Melksham could receive a £55million pound boost if the Wilts & Berks Canal is brought back through the town, according to a new study.
The old line of the canal has been lost under modern developments but a plan has been submitted which would allow narrowboats to use the River Avon instead.
The Wilts & Berks Canal Trust hopes to create five kilometres of navigable waterway to include new locks, bridges, a towpath and cycleway, together with visitor mooring, landscaping, environmental improvements and even a hydro-electric power scheme.
The ‘Melksham Link’ would create a new junction with the Kennet & Avon Canal near Semington.
In the long-term it could even reach the Thames & Severn Canal near Cricklade and the River Thames near Abingdon, connecting Lacock, Chippenham, Calne, Royal Wootton Bassett and Swindon.
An independent report by AMEC Environment & Infrastructure UK Ltd draws on the experiences of the nearby K&A Canal and other studies to assess the potential economic and tourism benefits of the proposed route.
It suggests the Melksham Link could spark an investment of £55m in the town over the following ten years through riverside regeneration and canalside residential and commercial opportunities – these could include a major new marina and housing, as well as a camping or caravan site, a restaurant and cafe or a new hotel.
Up to 250 jobs could be created during the initial construction phase alone followed by around 100 new jobs in the tourism sector, and home-owners nearest the route could see significant increases in the value of their homes.
The development could inject up to £7.5m per year into the local economy.
The AMEC report was funded by Wilts & Berks Canal Trust, Wiltshire Council, Melksham Town Council and Melksham Trust.
Canal trust spokesman Chris Coyle said: “We hope local people will share our excitement at the benefits which a restored canal might bring to Melksham, and we urge them to read the report in full to learn more about the opportunities available.
“Of course, there are many variables. Stakeholder discussions and environmental studies continue, and planning permission has not yet been granted, but this new assessment clearly shows how it could transform the fortunes of the entire town.
“The charity hopes to secure the majority of the funding for the restoration from national bodies such as the Heritage Lottery Fund or developers, and the report highlights other sections of the canal which have already been rebuilt thanks to the generous support of various partners.
“Initially the Melksham Link would simply be an ‘arm’ of the Kennet & Avon but we hope it would unlock further funding to continue the restoration north to Lacock – already a major visitor attraction which would surely draw boaters onto the new route – and then on to Chippenham and beyond.
“Our ultimate aim is to create a new cruising ‘ring’ along the K&A, the Wilts & Berks and the River Thames, with Swindon in the centre, which would exploit the popularity of canals.

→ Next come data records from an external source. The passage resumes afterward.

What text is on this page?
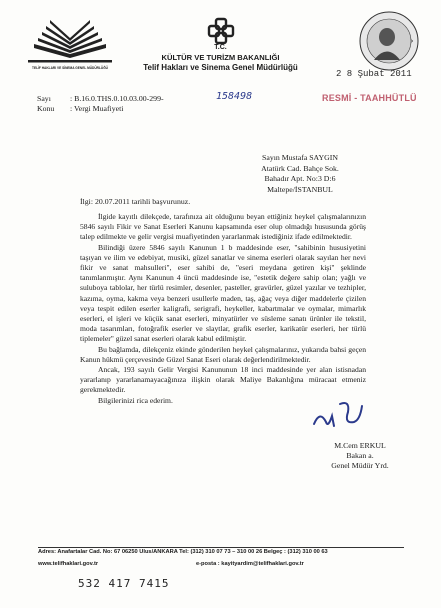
TELİF HAKLARI VE SİNEMA GENEL MÜDÜRLÜĞÜ
T.C.
KÜLTÜR VE TURİZM BAKANLIĞI
Telif Hakları ve Sinema Genel Müdürlüğü
2 8 Şubat 2011
RESMİ - TAAHHÜTLÜ
Sayı : B.16.0.THS.0.10.03.00-299-	158498
Konu : Vergi Muafiyeti
Sayın Mustafa SAYGIN
Atatürk Cad. Bahçe Sok.
Bahadır Apt. No:3 D:6
Maltepe/İSTANBUL
İlgi: 20.07.2011 tarihli başvurunuz.

İlgide kayıtlı dilekçede, tarafınıza ait olduğunu beyan ettiğiniz heykel çalışmalarınızın 5846 sayılı Fikir ve Sanat Eserleri Kanunu kapsamında eser olup olmadığı hususunda görüş talep edilmekte ve gelir vergisi muafiyetinden yararlanmak istediğiniz ifade edilmektedir.

Bilindiği üzere 5846 sayılı Kanunun 1 b maddesinde eser, "sahibinin hususiyetini taşıyan ve ilim ve edebiyat, musiki, güzel sanatlar ve sinema eserleri olarak sayılan her nevi fikir ve sanat mahsulleri", eser sahibi de, "eseri meydana getiren kişi" şeklinde tanımlanmıştır. Aynı Kanunun 4 üncü maddesinde ise, "estetik değere sahip olan; yağlı ve suluboya tablolar, her türlü resimler, desenler, pasteller, gravürler, güzel yazılar ve tezhipler, kazıma, oyma, kakma veya benzeri usullerle maden, taş, ağaç veya diğer maddelerle çizilen veya tespit edilen eserler kaligrafi, serigrafi, heykeller, kabartmalar ve oymalar, mimarlık eserleri, el işleri ve küçük sanat eserleri, minyatürler ve süsleme sanatı ürünler ile tekstil, moda tasarımları, fotoğrafik eserler ve slaytlar, grafik eserler, karikatür eserleri, her türlü tiplemeler" güzel sanat eserleri olarak kabul edilmiştir.

Bu bağlamda, dilekçeniz ekinde gönderilen heykel çalışmalarınız, yukarıda bahsi geçen Kanun hükmü çerçevesinde Güzel Sanat Eseri olarak değerlendirilmektedir.

Ancak, 193 sayılı Gelir Vergisi Kanununun 18 inci maddesinde yer alan istisnadan yararlanıp yararlanamayacağınıza ilişkin olarak Maliye Bakanlığına müracaat etmeniz gerekmektedir.

Bilgilerinizi rica ederim.

M.Cem ERKUL
Bakan a.
Genel Müdür Yrd.
Adres: Anafartalar Cad. No: 67 06250 Ulus/ANKARA Tel: (312) 310 07 73 – 310 00 26 Belgeç : (312) 310 00 63
www.telifhaklari.gov.tr	e-posta : kayityardim@telifhaklari.gov.tr
532 417 7415
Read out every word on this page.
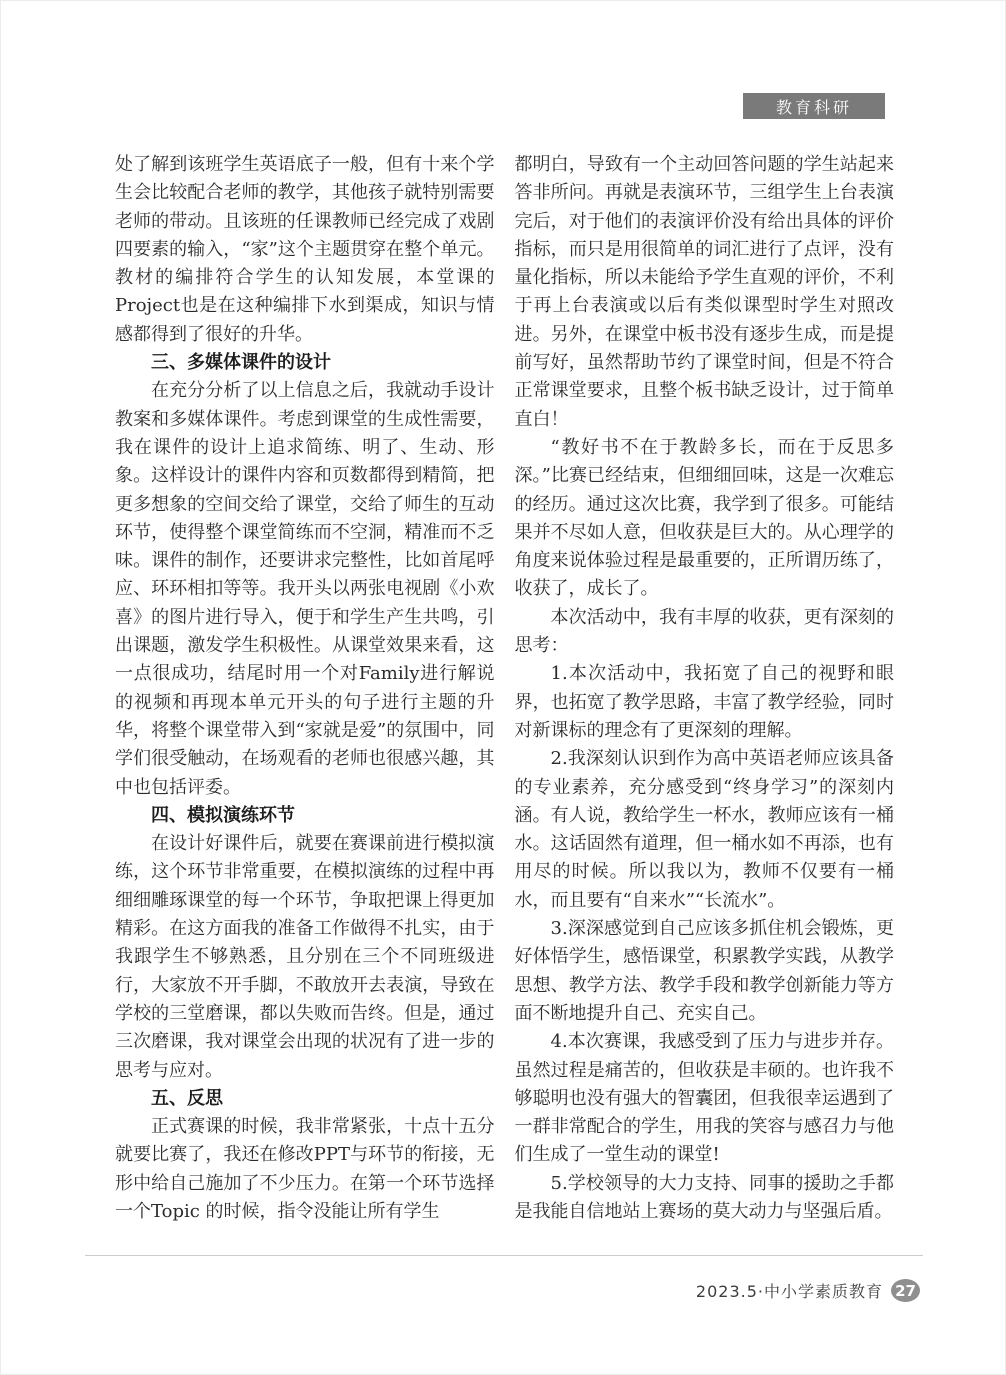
教育科研

处了解到该班学生英语底子一般，但有十来个学生会比较配合老师的教学，其他孩子就特别需要老师的带动。且该班的任课教师已经完成了戏剧四要素的输入，“家”这个主题贯穿在整个单元。教材的编排符合学生的认知发展，本堂课的Project也是在这种编排下水到渠成，知识与情感都得到了很好的升华。

三、多媒体课件的设计

在充分分析了以上信息之后，我就动手设计教案和多媒体课件。考虑到课堂的生成性需要，我在课件的设计上追求简练、明了、生动、形象。这样设计的课件内容和页数都得到精简，把更多想象的空间交给了课堂，交给了师生的互动环节，使得整个课堂简练而不空洞，精准而不乏味。课件的制作，还要讲求完整性，比如首尾呼应、环环相扣等等。我开头以两张电视剧《小欢喜》的图片进行导入，便于和学生产生共鸣，引出课题，激发学生积极性。从课堂效果来看，这一点很成功，结尾时用一个对Family进行解说的视频和再现本单元开头的句子进行主题的升华，将整个课堂带入到“家就是爱”的氛围中，同学们很受触动，在场观看的老师也很感兴趣，其中也包括评委。

四、模拟演练环节

在设计好课件后，就要在赛课前进行模拟演练，这个环节非常重要，在模拟演练的过程中再细细雕琢课堂的每一个环节，争取把课上得更加精彩。在这方面我的准备工作做得不扎实，由于我跟学生不够熟悉，且分别在三个不同班级进行，大家放不开手脚，不敢放开去表演，导致在学校的三堂磨课，都以失败而告终。但是，通过三次磨课，我对课堂会出现的状况有了进一步的思考与应对。

五、反思

正式赛课的时候，我非常紧张，十点十五分就要比赛了，我还在修改PPT与环节的衔接，无形中给自己施加了不少压力。在第一个环节选择一个Topic 的时候，指令没能让所有学生

都明白，导致有一个主动回答问题的学生站起来答非所问。再就是表演环节，三组学生上台表演完后，对于他们的表演评价没有给出具体的评价指标，而只是用很简单的词汇进行了点评，没有量化指标，所以未能给予学生直观的评价，不利于再上台表演或以后有类似课型时学生对照改进。另外，在课堂中板书没有逐步生成，而是提前写好，虽然帮助节约了课堂时间，但是不符合正常课堂要求，且整个板书缺乏设计，过于简单直白！

“教好书不在于教龄多长，而在于反思多深。”比赛已经结束，但细细回味，这是一次难忘的经历。通过这次比赛，我学到了很多。可能结果并不尽如人意，但收获是巨大的。从心理学的角度来说体验过程是最重要的，正所谓历练了，收获了，成长了。

本次活动中，我有丰厚的收获，更有深刻的思考：

1.本次活动中，我拓宽了自己的视野和眼界，也拓宽了教学思路，丰富了教学经验，同时对新课标的理念有了更深刻的理解。

2.我深刻认识到作为高中英语老师应该具备的专业素养，充分感受到“终身学习”的深刻内涵。有人说，教给学生一杯水，教师应该有一桶水。这话固然有道理，但一桶水如不再添，也有用尽的时候。所以我以为，教师不仅要有一桶水，而且要有“自来水”“长流水”。

3.深深感觉到自己应该多抓住机会锻炼，更好体悟学生，感悟课堂，积累教学实践，从教学思想、教学方法、教学手段和教学创新能力等方面不断地提升自己、充实自己。

4.本次赛课，我感受到了压力与进步并存。虽然过程是痛苦的，但收获是丰硕的。也许我不够聪明也没有强大的智囊团，但我很幸运遇到了一群非常配合的学生，用我的笑容与感召力与他们生成了一堂生动的课堂!

5.学校领导的大力支持、同事的援助之手都是我能自信地站上赛场的莫大动力与坚强后盾。

2023.5·中小学素质教育 27
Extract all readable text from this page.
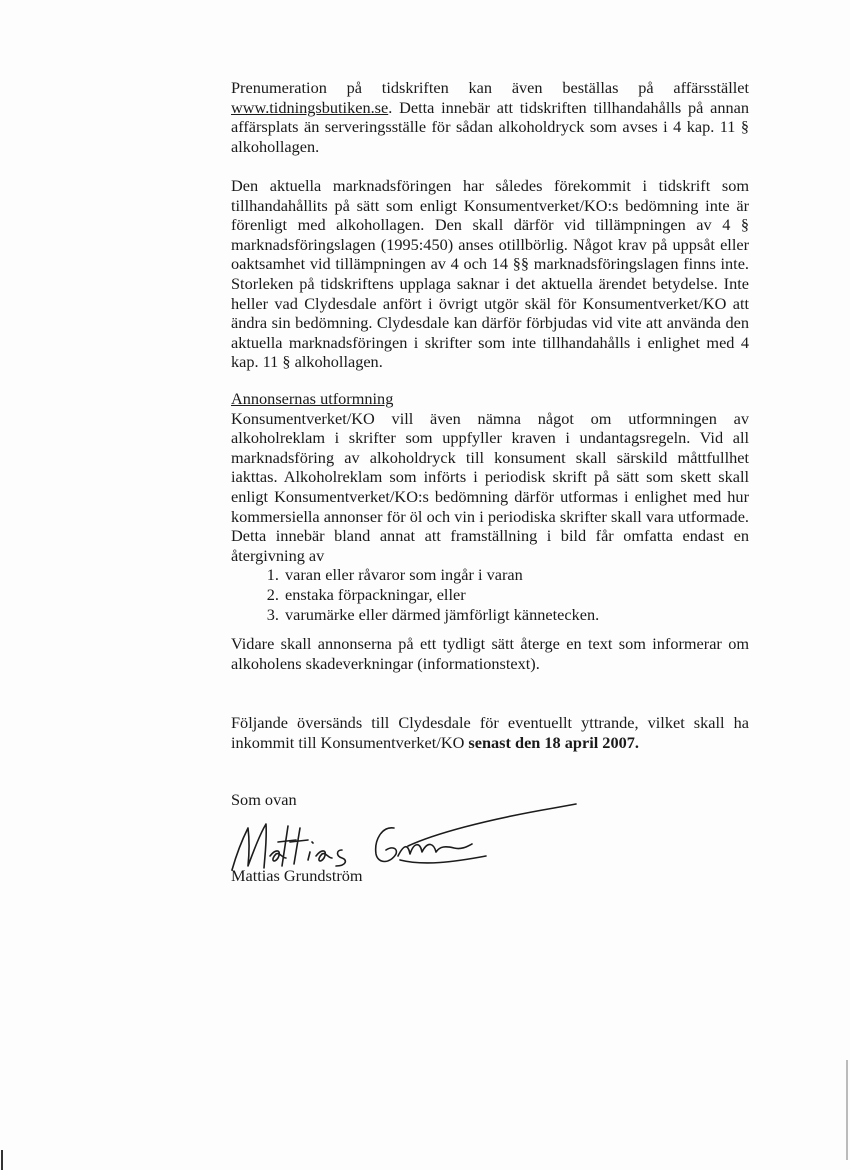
Prenumeration på tidskriften kan även beställas på affärsstället www.tidningsbutiken.se. Detta innebär att tidskriften tillhandahålls på annan affärsplats än serveringsställe för sådan alkoholdryck som avses i 4 kap. 11 § alkohollagen.

Den aktuella marknadsföringen har således förekommit i tidskrift som tillhandahållits på sätt som enligt Konsumentverket/KO:s bedömning inte är förenligt med alkohollagen. Den skall därför vid tillämpningen av 4 § marknadsföringslagen (1995:450) anses otillbörlig. Något krav på uppsåt eller oaktsamhet vid tillämpningen av 4 och 14 §§ marknadsföringslagen finns inte. Storleken på tidskriftens upplaga saknar i det aktuella ärendet betydelse. Inte heller vad Clydesdale anfört i övrigt utgör skäl för Konsumentverket/KO att ändra sin bedömning. Clydesdale kan därför förbjudas vid vite att använda den aktuella marknadsföringen i skrifter som inte tillhandahålls i enlighet med 4 kap. 11 § alkohollagen.

Annonsernas utformning

Konsumentverket/KO vill även nämna något om utformningen av alkoholreklam i skrifter som uppfyller kraven i undantagsregeln. Vid all marknadsföring av alkoholdryck till konsument skall särskild måttfullhet iakttas. Alkoholreklam som införts i periodisk skrift på sätt som skett skall enligt Konsumentverket/KO:s bedömning därför utformas i enlighet med hur kommersiella annonser för öl och vin i periodiska skrifter skall vara utformade. Detta innebär bland annat att framställning i bild får omfatta endast en återgivning av

1. varan eller råvaror som ingår i varan
2. enstaka förpackningar, eller
3. varumärke eller därmed jämförligt kännetecken.

Vidare skall annonserna på ett tydligt sätt återge en text som informerar om alkoholens skadeverkningar (informationstext).

Följande översänds till Clydesdale för eventuellt yttrande, vilket skall ha inkommit till Konsumentverket/KO senast den 18 april 2007.

Som ovan
Mattias Grundström
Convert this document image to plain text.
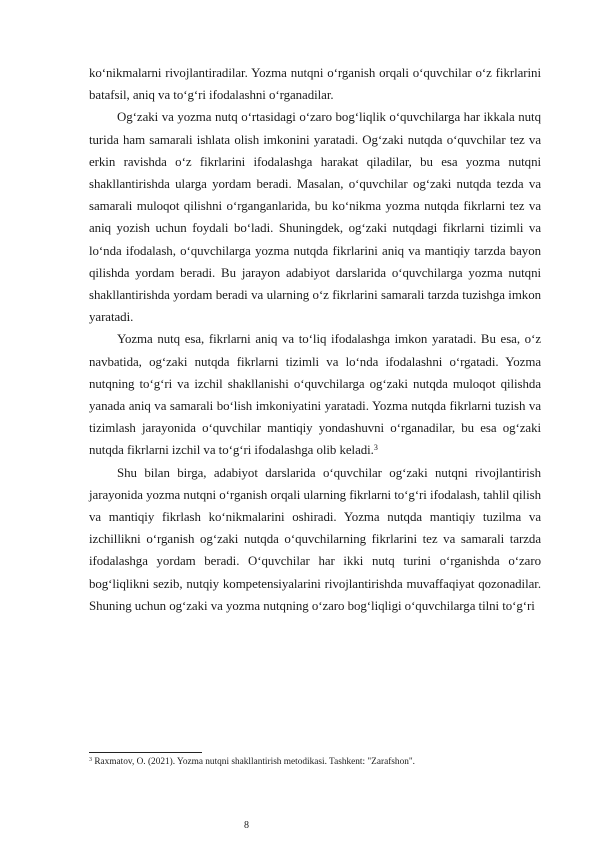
ko‘nikmalarni rivojlantiradilar. Yozma nutqni o‘rganish orqali o‘quvchilar o‘z fikrlarini batafsil, aniq va to‘g‘ri ifodalashni o‘rganadilar.

Og‘zaki va yozma nutq o‘rtasidagi o‘zaro bog‘liqlik o‘quvchilarga har ikkala nutq turida ham samarali ishlata olish imkonini yaratadi. Og‘zaki nutqda o‘quvchilar tez va erkin ravishda o‘z fikrlarini ifodalashga harakat qiladilar, bu esa yozma nutqni shakllantirishda ularga yordam beradi. Masalan, o‘quvchilar og‘zaki nutqda tezda va samarali muloqot qilishni o‘rganganlarida, bu ko‘nikma yozma nutqda fikrlarni tez va aniq yozish uchun foydali bo‘ladi. Shuningdek, og‘zaki nutqdagi fikrlarni tizimli va lo‘nda ifodalash, o‘quvchilarga yozma nutqda fikrlarini aniq va mantiqiy tarzda bayon qilishda yordam beradi. Bu jarayon adabiyot darslarida o‘quvchilarga yozma nutqni shakllantirishda yordam beradi va ularning o‘z fikrlarini samarali tarzda tuzishga imkon yaratadi.

Yozma nutq esa, fikrlarni aniq va to‘liq ifodalashga imkon yaratadi. Bu esa, o‘z navbatida, og‘zaki nutqda fikrlarni tizimli va lo‘nda ifodalashni o‘rgatadi. Yozma nutqning to‘g‘ri va izchil shakllanishi o‘quvchilarga og‘zaki nutqda muloqot qilishda yanada aniq va samarali bo‘lish imkoniyatini yaratadi. Yozma nutqda fikrlarni tuzish va tizimlash jarayonida o‘quvchilar mantiqiy yondashuvni o‘rganadilar, bu esa og‘zaki nutqda fikrlarni izchil va to‘g‘ri ifodalashga olib keladi.$^3$

Shu bilan birga, adabiyot darslarida o‘quvchilar og‘zaki nutqni rivojlantirish jarayonida yozma nutqni o‘rganish orqali ularning fikrlarni to‘g‘ri ifodalash, tahlil qilish va mantiqiy fikrlash ko‘nikmalarini oshiradi. Yozma nutqda mantiqiy tuzilma va izchillikni o‘rganish og‘zaki nutqda o‘quvchilarning fikrlarini tez va samarali tarzda ifodalashga yordam beradi. O‘quvchilar har ikki nutq turini o‘rganishda o‘zaro bog‘liqlikni sezib, nutqiy kompetensiyalarini rivojlantirishda muvaffaqiyat qozonadilar. Shuning uchun og‘zaki va yozma nutqning o‘zaro bog‘liqligi o‘quvchilarga tilni to‘g‘ri

$^3$ Raxmatov, O. (2021). Yozma nutqni shakllantirish metodikasi. Tashkent: "Zarafshon".
8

“Not only would we be offering a new amenity for boaters, canoeists, walkers, runners, cyclists and anglers, but also a new wildlife corridor with wetland areas and hedgerows which would offset their national decline in recent years, proving new habitats for otters, water voles and kingfishers.
“Such a safe and scenic route between local towns and villages would also reduce the number of local car journeys and encourage more active and healthy lifestyles. Everyone benefits.”
The AMEC report suggests the total construction costs of the Melksham Link would be around £21million and assumes work would start in 2015.
There are three development scenarios which assume the link and regeneration opportunities are successfully delivered.
The most conservative scenario is where Melksham experiences increased activity but with additional visitors, particularly in summer, but there is not enough demand for a new hotel.
The most positive scenario is that Melksham becomes a destination on the Southern Waterways Network with steady volumes of boat traffic from across the region, and new waterfront businesses increase footfall from the town centre to the river.
Existing accommodation sees more overnight visitors and there is enough demand for a new hotel.
Mr Coyle said: “The River Avon is currently an under-used asset with limited access, but one day it could be used to host boat festivals and other events which would help to put Melksham on the tourist map.
“Canals are now being restored at a faster pace than they were originally built and there is already huge public interest in the restoration of the Wilts & Berks along the entire length of the former route.
“But Melksham is by far the most important piece of the jigsaw because it connects with the popular Kennet & Avon Canal – which was also brought back to life after falling derelict.
“Our hope is that a new link would create a ‘domino effect’ where momentum then builds to continue the restoration along the rest of the waterway.”